Friday 14 May 2010

Creativity and play 4 - Larry Lessig

Ted lecture - LINK

Larry Lessig, the Net’s most celebrated lawyer, cites John Philip Sousa, celestial copyrights and the "ASCAP cartel" in his argument for reviving our creative culture.

Stanford professor Larry Lessig is one of our foremost authorities on copyright issues, with a vision for reconciling creative freedom with marketplace competition.

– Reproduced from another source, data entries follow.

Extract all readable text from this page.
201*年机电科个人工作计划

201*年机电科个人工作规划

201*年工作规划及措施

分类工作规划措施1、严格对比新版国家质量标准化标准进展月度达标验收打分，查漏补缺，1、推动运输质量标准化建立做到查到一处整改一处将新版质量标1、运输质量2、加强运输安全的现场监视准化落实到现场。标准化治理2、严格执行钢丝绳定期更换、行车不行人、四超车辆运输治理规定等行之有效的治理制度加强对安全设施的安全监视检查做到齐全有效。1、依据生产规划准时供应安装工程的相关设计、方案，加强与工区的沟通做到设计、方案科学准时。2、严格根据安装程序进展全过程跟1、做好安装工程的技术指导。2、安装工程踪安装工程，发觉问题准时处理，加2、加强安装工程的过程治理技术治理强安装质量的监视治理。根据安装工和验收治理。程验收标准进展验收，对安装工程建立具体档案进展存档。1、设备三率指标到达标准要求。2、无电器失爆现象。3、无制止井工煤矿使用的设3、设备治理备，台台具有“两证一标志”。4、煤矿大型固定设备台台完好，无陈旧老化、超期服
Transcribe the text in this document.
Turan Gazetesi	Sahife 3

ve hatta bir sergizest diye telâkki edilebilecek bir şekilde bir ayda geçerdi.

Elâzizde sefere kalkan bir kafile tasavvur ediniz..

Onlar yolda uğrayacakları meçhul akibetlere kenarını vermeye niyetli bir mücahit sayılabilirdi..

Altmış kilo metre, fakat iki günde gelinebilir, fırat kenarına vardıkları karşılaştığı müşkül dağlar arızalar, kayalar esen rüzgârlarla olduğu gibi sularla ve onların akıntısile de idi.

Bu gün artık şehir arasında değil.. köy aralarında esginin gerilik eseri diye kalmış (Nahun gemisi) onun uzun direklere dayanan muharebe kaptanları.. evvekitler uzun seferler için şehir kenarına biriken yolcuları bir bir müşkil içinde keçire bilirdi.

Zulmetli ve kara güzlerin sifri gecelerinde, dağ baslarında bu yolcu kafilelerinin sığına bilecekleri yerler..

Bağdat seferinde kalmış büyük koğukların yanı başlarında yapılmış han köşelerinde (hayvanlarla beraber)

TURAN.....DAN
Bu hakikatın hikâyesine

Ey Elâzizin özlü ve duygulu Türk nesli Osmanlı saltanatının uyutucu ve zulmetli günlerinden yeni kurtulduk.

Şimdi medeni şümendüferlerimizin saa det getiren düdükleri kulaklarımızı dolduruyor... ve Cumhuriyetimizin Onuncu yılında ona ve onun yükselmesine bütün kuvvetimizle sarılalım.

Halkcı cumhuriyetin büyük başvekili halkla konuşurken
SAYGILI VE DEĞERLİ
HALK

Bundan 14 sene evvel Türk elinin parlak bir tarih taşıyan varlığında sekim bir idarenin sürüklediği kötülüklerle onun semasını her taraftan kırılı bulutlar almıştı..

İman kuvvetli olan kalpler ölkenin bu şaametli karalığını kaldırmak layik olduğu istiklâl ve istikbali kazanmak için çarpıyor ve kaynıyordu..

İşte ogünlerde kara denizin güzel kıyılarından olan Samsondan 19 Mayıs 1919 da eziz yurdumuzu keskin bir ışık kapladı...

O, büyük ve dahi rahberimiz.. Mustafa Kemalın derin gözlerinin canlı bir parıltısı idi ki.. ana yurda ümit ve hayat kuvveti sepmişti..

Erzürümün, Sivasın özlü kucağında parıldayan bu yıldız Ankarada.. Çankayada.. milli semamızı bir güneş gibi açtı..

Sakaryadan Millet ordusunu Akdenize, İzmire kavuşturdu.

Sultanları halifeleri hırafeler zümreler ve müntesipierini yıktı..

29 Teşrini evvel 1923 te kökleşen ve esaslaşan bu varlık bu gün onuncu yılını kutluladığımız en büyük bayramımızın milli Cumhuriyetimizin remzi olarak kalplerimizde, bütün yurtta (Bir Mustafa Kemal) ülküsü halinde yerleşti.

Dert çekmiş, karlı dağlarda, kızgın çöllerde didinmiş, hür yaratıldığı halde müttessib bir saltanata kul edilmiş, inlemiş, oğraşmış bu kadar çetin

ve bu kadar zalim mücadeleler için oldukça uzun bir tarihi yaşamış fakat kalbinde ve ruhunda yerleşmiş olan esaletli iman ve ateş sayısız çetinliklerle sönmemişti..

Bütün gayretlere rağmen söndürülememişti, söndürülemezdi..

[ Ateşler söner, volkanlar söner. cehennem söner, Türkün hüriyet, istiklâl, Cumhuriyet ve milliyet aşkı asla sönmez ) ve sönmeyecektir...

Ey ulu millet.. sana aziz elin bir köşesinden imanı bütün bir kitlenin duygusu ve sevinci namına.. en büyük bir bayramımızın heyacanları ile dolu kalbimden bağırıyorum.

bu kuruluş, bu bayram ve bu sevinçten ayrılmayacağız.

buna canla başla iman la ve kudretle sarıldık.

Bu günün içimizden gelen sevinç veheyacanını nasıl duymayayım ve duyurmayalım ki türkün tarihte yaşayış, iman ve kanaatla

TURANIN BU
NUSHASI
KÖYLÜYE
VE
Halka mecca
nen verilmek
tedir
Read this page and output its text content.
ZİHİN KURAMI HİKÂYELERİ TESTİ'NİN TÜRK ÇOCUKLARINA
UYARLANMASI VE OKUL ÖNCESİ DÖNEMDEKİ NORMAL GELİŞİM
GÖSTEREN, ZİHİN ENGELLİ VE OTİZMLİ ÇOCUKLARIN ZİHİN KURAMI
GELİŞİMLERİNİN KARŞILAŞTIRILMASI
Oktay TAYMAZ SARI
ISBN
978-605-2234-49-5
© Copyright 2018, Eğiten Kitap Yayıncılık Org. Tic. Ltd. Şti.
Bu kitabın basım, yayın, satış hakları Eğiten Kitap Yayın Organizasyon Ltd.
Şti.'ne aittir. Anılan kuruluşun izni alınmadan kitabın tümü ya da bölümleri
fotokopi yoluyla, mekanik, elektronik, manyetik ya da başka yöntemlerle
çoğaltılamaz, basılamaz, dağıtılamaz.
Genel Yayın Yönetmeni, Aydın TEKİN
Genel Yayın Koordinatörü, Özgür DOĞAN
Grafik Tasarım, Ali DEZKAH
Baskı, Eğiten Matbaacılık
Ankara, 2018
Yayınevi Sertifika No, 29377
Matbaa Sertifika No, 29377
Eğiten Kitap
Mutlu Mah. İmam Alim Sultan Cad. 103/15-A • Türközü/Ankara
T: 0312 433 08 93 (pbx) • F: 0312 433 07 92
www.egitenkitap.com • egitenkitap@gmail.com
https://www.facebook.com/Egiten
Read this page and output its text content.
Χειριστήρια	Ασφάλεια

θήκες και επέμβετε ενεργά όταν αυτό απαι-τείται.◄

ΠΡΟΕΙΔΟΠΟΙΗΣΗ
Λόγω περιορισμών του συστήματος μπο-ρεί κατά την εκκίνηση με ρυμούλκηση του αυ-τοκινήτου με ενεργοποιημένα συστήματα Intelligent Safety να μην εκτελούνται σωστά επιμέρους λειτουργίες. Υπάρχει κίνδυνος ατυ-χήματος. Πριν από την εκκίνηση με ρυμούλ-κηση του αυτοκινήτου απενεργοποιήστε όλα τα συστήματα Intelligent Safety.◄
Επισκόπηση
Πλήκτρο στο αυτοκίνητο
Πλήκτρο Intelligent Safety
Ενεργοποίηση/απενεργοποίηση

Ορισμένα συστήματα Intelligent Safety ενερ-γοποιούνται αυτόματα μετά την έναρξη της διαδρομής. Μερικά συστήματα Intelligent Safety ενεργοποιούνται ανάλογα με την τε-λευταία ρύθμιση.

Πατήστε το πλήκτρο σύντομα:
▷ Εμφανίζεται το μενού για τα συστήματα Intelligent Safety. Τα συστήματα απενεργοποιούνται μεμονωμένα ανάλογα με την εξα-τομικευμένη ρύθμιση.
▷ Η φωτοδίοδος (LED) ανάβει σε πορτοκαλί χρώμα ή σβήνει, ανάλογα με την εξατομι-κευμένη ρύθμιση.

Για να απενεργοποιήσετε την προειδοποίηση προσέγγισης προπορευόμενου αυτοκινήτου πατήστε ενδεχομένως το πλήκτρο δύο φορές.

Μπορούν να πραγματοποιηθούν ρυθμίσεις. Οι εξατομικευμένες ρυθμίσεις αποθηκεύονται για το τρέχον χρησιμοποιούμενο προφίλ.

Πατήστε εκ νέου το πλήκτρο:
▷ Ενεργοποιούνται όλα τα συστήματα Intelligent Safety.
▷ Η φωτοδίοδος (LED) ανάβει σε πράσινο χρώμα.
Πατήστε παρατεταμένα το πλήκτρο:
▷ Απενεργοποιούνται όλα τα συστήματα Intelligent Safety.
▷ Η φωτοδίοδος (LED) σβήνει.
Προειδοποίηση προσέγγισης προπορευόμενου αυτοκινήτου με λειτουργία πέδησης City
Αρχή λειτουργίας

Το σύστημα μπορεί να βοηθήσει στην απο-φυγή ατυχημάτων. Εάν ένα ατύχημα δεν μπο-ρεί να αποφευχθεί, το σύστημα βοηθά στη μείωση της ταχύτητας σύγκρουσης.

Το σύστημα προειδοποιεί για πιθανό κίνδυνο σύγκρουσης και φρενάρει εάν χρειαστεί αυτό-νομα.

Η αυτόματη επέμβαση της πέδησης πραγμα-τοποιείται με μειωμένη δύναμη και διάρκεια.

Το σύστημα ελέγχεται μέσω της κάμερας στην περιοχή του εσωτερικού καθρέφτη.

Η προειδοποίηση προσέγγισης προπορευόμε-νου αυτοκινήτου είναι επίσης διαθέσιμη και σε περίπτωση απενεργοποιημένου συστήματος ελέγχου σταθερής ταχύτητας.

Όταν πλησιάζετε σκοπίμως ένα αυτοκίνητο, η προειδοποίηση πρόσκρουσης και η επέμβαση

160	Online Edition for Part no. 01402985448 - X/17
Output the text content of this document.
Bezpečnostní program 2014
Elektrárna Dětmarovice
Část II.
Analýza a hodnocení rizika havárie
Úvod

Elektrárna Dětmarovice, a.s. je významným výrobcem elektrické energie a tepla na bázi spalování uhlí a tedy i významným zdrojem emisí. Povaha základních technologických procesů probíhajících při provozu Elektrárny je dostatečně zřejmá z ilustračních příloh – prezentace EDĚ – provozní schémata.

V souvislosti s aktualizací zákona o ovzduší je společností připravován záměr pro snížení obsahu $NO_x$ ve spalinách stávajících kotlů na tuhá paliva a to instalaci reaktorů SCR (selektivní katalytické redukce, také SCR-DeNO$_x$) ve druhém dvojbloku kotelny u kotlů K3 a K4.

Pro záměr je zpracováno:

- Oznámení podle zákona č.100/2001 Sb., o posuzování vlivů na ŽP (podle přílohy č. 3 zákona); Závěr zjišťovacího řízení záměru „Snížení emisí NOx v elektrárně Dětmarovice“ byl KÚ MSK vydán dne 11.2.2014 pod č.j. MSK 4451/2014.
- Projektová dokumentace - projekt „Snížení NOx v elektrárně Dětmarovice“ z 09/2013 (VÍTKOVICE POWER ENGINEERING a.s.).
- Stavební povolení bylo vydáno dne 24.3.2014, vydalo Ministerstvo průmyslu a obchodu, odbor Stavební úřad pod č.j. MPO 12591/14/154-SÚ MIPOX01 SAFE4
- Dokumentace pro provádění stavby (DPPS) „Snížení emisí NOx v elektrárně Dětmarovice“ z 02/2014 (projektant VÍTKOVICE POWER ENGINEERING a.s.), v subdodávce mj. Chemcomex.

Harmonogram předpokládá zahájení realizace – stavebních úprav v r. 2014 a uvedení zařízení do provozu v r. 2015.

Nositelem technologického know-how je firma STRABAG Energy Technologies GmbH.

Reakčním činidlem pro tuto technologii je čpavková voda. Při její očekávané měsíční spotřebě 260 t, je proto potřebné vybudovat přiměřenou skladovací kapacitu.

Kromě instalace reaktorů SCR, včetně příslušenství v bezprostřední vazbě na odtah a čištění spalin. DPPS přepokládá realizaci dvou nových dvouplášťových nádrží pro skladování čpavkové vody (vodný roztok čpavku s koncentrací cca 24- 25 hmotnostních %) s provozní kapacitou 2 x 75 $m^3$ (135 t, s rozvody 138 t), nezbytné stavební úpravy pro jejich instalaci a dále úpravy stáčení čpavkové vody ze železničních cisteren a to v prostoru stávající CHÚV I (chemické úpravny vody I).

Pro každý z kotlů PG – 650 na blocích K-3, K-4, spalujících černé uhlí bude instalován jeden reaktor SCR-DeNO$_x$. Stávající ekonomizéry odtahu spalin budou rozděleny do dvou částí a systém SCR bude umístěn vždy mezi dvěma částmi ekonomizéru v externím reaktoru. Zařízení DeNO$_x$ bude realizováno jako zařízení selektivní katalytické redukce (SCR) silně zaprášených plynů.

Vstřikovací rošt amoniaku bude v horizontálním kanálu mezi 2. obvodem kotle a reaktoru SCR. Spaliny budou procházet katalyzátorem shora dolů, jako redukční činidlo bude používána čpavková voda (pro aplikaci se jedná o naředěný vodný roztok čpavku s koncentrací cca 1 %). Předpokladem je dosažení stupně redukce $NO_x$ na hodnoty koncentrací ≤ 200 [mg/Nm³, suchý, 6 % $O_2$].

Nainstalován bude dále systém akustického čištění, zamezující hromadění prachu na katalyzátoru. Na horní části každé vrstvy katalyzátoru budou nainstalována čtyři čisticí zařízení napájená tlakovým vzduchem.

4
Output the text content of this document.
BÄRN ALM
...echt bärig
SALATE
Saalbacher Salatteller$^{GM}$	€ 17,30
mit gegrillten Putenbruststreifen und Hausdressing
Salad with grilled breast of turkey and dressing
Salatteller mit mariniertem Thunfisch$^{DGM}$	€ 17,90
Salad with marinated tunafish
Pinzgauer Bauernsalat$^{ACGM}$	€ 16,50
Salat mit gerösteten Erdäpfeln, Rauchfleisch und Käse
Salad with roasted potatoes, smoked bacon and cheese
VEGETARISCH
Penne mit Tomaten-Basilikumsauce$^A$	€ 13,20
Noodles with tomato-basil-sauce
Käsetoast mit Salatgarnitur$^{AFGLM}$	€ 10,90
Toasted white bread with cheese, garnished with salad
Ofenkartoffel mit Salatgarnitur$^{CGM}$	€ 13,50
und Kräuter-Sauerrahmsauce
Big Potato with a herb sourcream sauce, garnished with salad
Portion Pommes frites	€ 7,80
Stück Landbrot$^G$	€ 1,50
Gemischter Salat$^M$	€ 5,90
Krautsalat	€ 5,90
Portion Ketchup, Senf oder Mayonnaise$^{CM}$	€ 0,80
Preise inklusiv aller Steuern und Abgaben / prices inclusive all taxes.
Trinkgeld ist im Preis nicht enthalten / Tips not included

It's important to emphasize that what this is not -- is not what we call, quote, "piracy." I'm not talking about nor justifying people taking other people's content in wholesale and distributing it without the permission of the copyright owner. I'm talking about people taking and recreating using other people's content, using digital technologies to say things differently. Now, the importance of this is not the technique that you've seen here. Because, of course, every technique that you've seen here is something that television and film producers have been able to do for the last 50 years. The importance is that that technique has been democratized. It is now anybody with access to a $1,500 computer who can take sounds and images from the culture around us and use it to say things differently. These tools of creativity have become tools of speech. It is a literacy for this generation. This is how our kids speak. It is how our kids think; it is what your kids are as they increasingly understand digital technologies and their relationship to themselves.


First, that artists and creators embrace the idea; choose that their work be made available more freely. So, for example, they can say their work is available freely for non-commercial, this amateur-type of use, but not freely for any commercial use. And second, we need the businesses that are building out this read-write culture to embrace this opportunity expressly, to enable it, so that this ecology of free content, or freer content can grow on a neutral platform where they both exist simultaneously, so that more-free can compete with less-free, and the opportunity to develop the creativity in that competition can teach one the lessons of the other.